A judge has ruled that Measure J — a county measure that would divert funds to alternatives to incarceration — is unconstitutional, and county supervisors said this week they will continue to pursue the measure’s goals even without Measure J becoming law.
Although Supervisor Janice Hahn called the proposed ruling by Judge Mary Strobel “disappointing,” Supervisor Kathryn Barger said she is supportive of the intent behind Measure J, but called the process to deliver its promises “rushed.”
Approved by county voters by a margin of 2,159,690 to 1,621,198 votes in November, the measure required that no less than 10% of the county’s general fund be directed to community programs and alternatives to incarceration.
These programs would take the form of youth development programs, investment in small minority-owned businesses, rent/housing assistance and job training, and low-income jobs. Other forms of incarceration were also highlighted in the measure, including community-based justice programs, non-custody programs, health services and others.

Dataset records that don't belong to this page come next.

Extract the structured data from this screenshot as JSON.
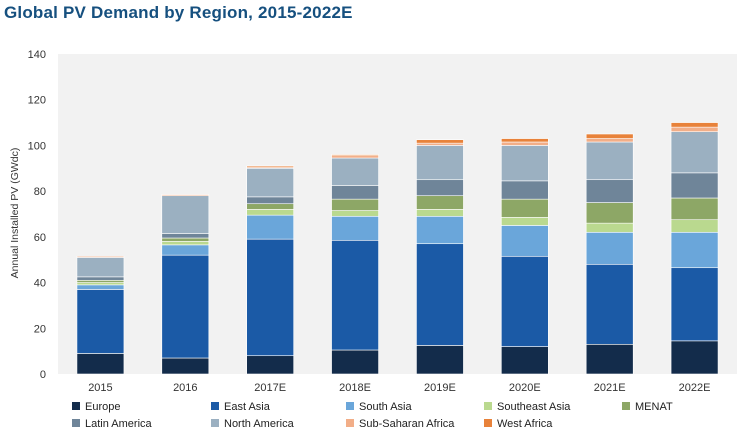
{
  "chart_data": {
    "type": "bar",
    "stacked": true,
    "title": "Global PV Demand by Region, 2015-2022E",
    "xlabel": "",
    "ylabel": "Annual Installed PV (GWdc)",
    "ylim": [
      0,
      140
    ],
    "yticks": [
      0,
      20,
      40,
      60,
      80,
      100,
      120,
      140
    ],
    "grid": false,
    "legend_position": "bottom",
    "categories": [
      "2015",
      "2016",
      "2017E",
      "2018E",
      "2019E",
      "2020E",
      "2021E",
      "2022E"
    ],
    "series": [
      {
        "name": "Europe",
        "color": "#132c4b",
        "values": [
          9,
          7,
          8,
          10.5,
          12.5,
          12,
          13,
          14.5
        ]
      },
      {
        "name": "East Asia",
        "color": "#1b5aa6",
        "values": [
          28,
          45,
          51,
          48,
          44.5,
          39.5,
          35,
          32
        ]
      },
      {
        "name": "South Asia",
        "color": "#6aa6da",
        "values": [
          2,
          4.5,
          10.5,
          10.5,
          12,
          13.5,
          14,
          15.5
        ]
      },
      {
        "name": "Southeast Asia",
        "color": "#bad98f",
        "values": [
          1,
          1.5,
          2.5,
          2.5,
          3,
          3.5,
          4,
          5.5
        ]
      },
      {
        "name": "MENAT",
        "color": "#8da766",
        "values": [
          1,
          1.5,
          2.5,
          5,
          6,
          8,
          9,
          9.5
        ]
      },
      {
        "name": "Latin America",
        "color": "#6f8599",
        "values": [
          1.5,
          2,
          3,
          6,
          7,
          8,
          10,
          11
        ]
      },
      {
        "name": "North America",
        "color": "#9bb0c1",
        "values": [
          8.5,
          16.5,
          12.5,
          12,
          15,
          15.5,
          16.5,
          18
        ]
      },
      {
        "name": "Sub-Saharan Africa",
        "color": "#f2ae88",
        "values": [
          0.5,
          0.5,
          0.5,
          1,
          1,
          1.5,
          1.5,
          2
        ]
      },
      {
        "name": "West Africa",
        "color": "#e8823a",
        "values": [
          0,
          0,
          0.5,
          0.5,
          1.5,
          1.5,
          2,
          2
        ]
      }
    ]
  }
}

The amendment to the county’s charter would have taken effect on July 1 of this year. Judge Mary Strobel, in her ruling, however, called the measure unconstitutional given that it limited other, future boards from executing their future responsibilities as elected officials.
“I have always been supportive of the intent behind Measure J, which aims to provide resources that empower and uplift our communities,” Barger said in a statement sent to The Signal on Wednesday. “I continue to believe that the Measure J process, which was rushed and not fully vetted, was not the way to accomplish these goals.

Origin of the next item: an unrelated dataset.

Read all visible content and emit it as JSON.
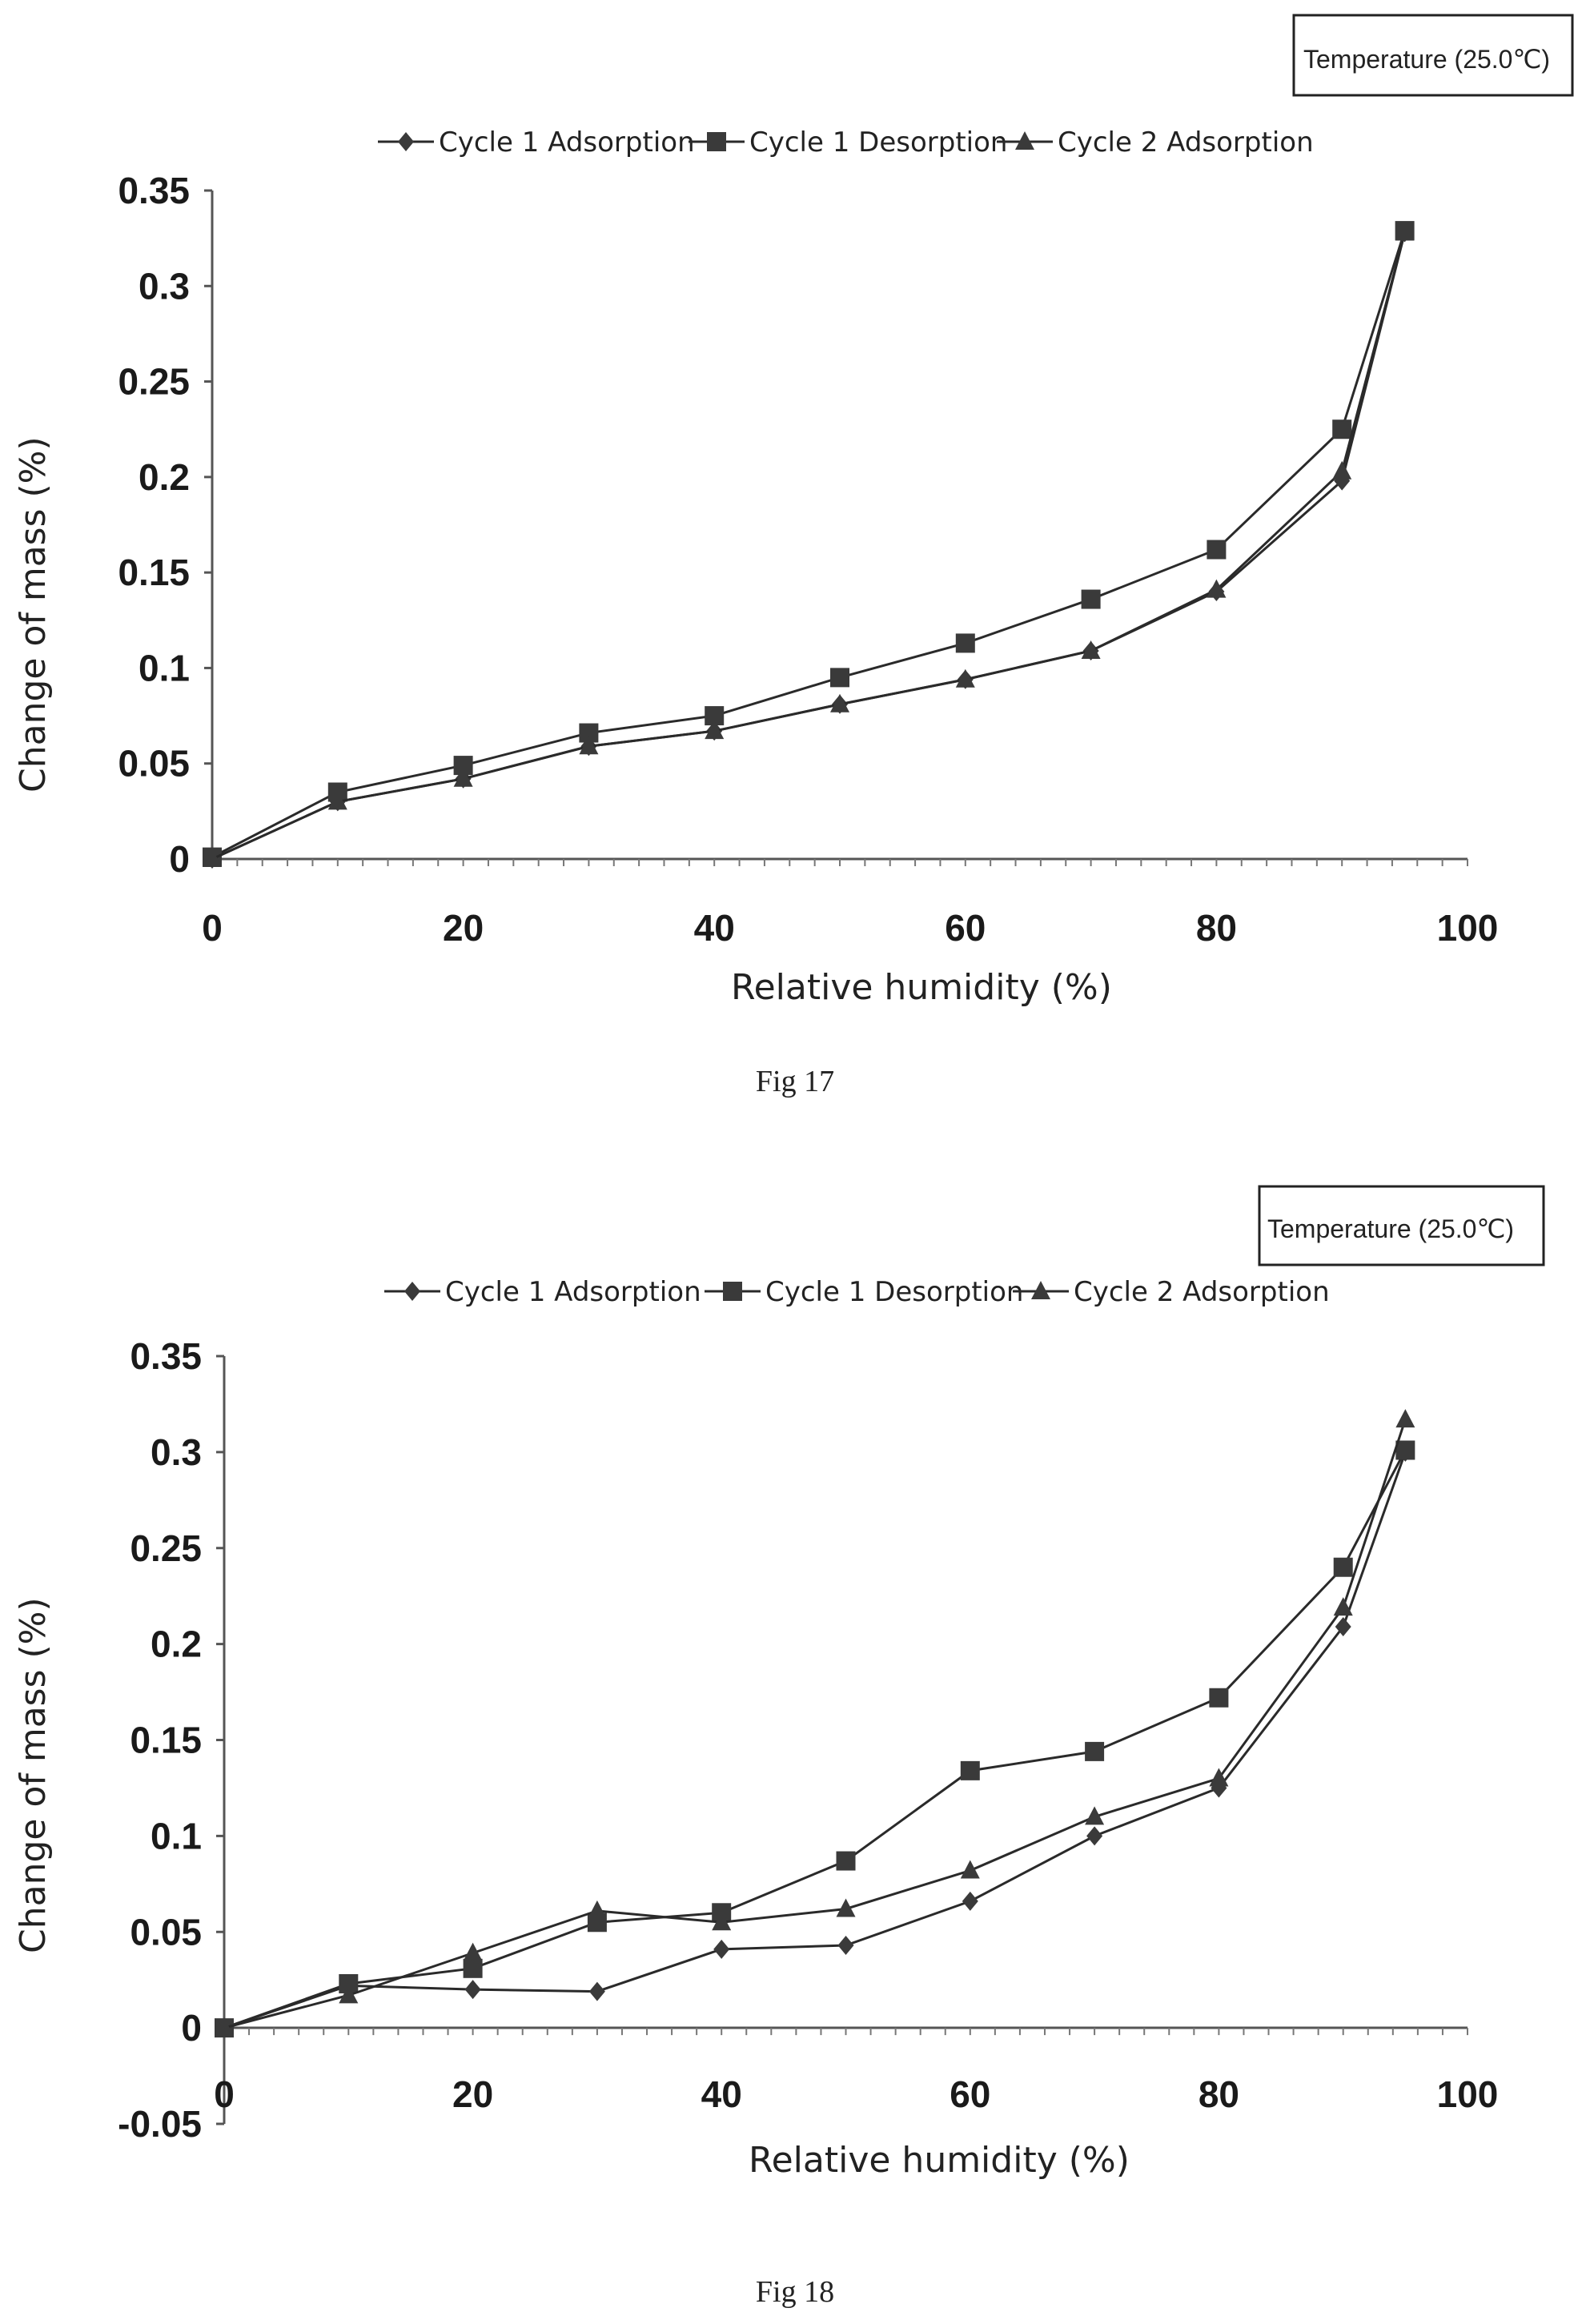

“We will remain committed to funding the programs identified by the Measure J advisory body, which can be done with accountability and transparency by the Board of Supervisors,” Barger added.
In a statement of her own, Hahn lamented the decision but took a similar stance as Barger in terms of moving forward.
“While this ruling is disappointing, it in no way prevents me and my colleagues from continuing to invest in everything that Measure J prioritized — alternatives to incarceration, health care, housing and jobs,” Hahn said. “These were investments I supported before Measure J, they are investments the voters support, and I intend to keep my commitment to these initiatives.”